The Resiliency Services team is seeking a Site Reliability Engineer II to help drive the reliability, scalability, and operational excellence of our Azure-based solutions. Our team owns and operates several critical services within the AGC, including Azure Automation (streamlining and automating cloud operations), Azure Backup (secure, scalable data protection), Azure Site Recovery (disaster recovery and business continuity), Azure Migrate (cloud migration planning and execution), and the Learn Documents (comprehensive technical documentation and training resources). We are a geographically distributed, collaborative group with in-person coverage at Reston, Elkridge, and Annapolis Junction, and we pride ourselves on fostering a fun, supportive, and high-performing team environment.

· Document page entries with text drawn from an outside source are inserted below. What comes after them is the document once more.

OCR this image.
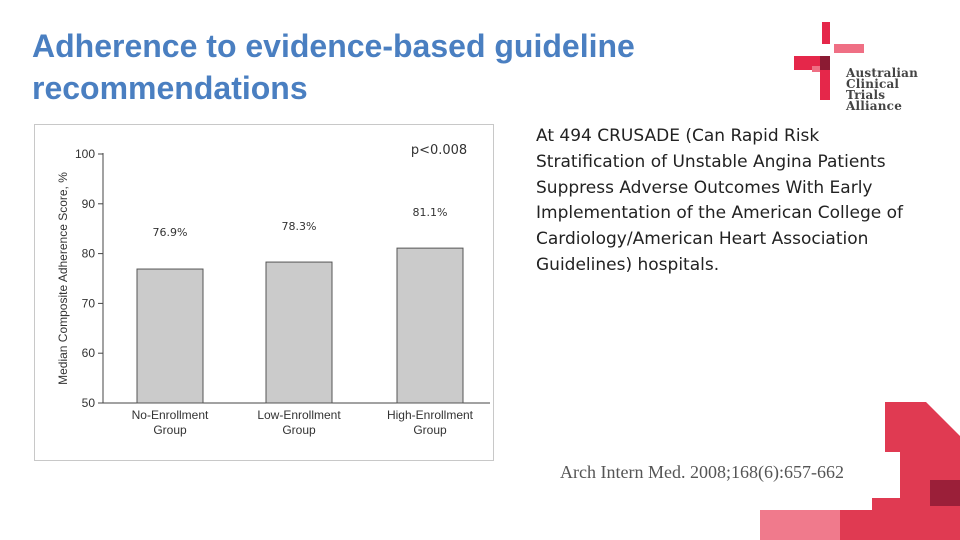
Adherence to evidence-based guideline recommendations	Australian
Clinical
Trials
Alliance
50
60
70
80
90
100
Median Composite Adherence Score, %	76.9%
No-Enrollment
Group
78.3%
Low-Enrollment
Group
81.1%
High-Enrollment
Group
p<0.008
At 494 CRUSADE (Can Rapid Risk Stratification of Unstable Angina Patients Suppress Adverse Outcomes With Early Implementation of the American College of Cardiology/American Heart Association Guidelines) hospitals.
Arch Intern Med. 2008;168(6):657-662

We are looking for an individual who is quality-focused, proactive, and passionate about reliability. The ideal candidate is someone who can identify issues and drive solutions, communicates clearly, and thrives as a team player. You’ll have the opportunity to work across a diverse set of Azure services, ensuring they meet the highest standards for resiliency and customer experience. If you enjoy solving problems, collaborating with talented colleagues, and making a real impact, you’ll find our team both rewarding and enjoyable to work with.
Microsoft’s mission is to empower every person and every organization on the planet to achieve more. As employees we come together with a growth mindset, innovate to empower others, and collaborate to realize our shared goals. Each day we build on our values of respect, integrity, and accountability to create a culture of inclusion where everyone can thrive at work and beyond.